Bei mehreren Auftraggebern desselben Rechtsanwalts besteht im Hinblick auf § 6 Abs. 2 Satz 2 BRAGO bzw. § 7 Abs. 2 Satz 2 RVG auch keine hinreichende Erfahrungsgrundlage für die Annahme, der Rechtsanwalt werde gerade von einem die Zahlung des vollen Betrags fordern, auch wenn dieser nach § 6 Abs. 2 Satz 1 BRAGO bzw. jetzt § 7 Abs. 2 Satz 1 RVG, auf den Gesamtbetrag haftet. Die volle Erstattung dieses Betrages setzt deshalb die Glaubhaftmachung voraus, dass der Erstattungsberechtigte tatsächlich gezahlt hat oder aufgrund besonderer Umstände zwangsläufig wird zahlen müssen. Ohne eine solche Glaubhaftmachung kann nur davon ausgegangen werden, dass der einzelne Auftraggeber von dem Rechtsanwalt anteilig, also kopfteilig in Anspruch genommen werden wird (ebenso Gerold/.../, RVG, 16. Aufl., § 7 Rz 25; Hartmann, Kostengesetze, 36. Aufl. 2006, § 7 RVG Rz 61, 62).
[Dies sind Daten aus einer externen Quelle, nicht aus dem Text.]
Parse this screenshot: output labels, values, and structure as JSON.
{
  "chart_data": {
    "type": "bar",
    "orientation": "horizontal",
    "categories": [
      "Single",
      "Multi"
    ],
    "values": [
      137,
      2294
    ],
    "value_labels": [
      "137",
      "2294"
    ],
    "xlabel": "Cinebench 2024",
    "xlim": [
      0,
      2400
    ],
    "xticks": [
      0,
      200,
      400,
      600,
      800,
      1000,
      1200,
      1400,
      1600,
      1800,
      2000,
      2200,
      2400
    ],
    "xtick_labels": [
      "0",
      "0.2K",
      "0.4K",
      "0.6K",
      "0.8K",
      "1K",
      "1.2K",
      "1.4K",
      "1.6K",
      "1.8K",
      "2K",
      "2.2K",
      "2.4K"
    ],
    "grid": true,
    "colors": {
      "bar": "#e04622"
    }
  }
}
Im vorliegenden Fall wird deshalb der Rechtspfleger zu ermitteln haben, welche Ansprüche der gemeinsame Prozessbevollmächtigte der Beklagten, der Beklagte zu 1., insgesamt unter Berücksichtigung des § 6 BRAGO gegenüber jedem seiner Auftraggeber geltend machen kann, und auch, ob evtl. einer der drei Beklagten schon selbst in vollem Umfang in Vorlage getreten ist bzw. treten muss.

Der Rechtspfleger wird überdies auch über die Gerichtskosten des vorliegenden Beschwerdeverfahrens gem. Nr. 8613 der Anlage 1 GKG zu entscheiden haben, denn derzeit ist das Verhältnis von Obsiegen und Unterliegen im Beschwerdeverfahren noch offen.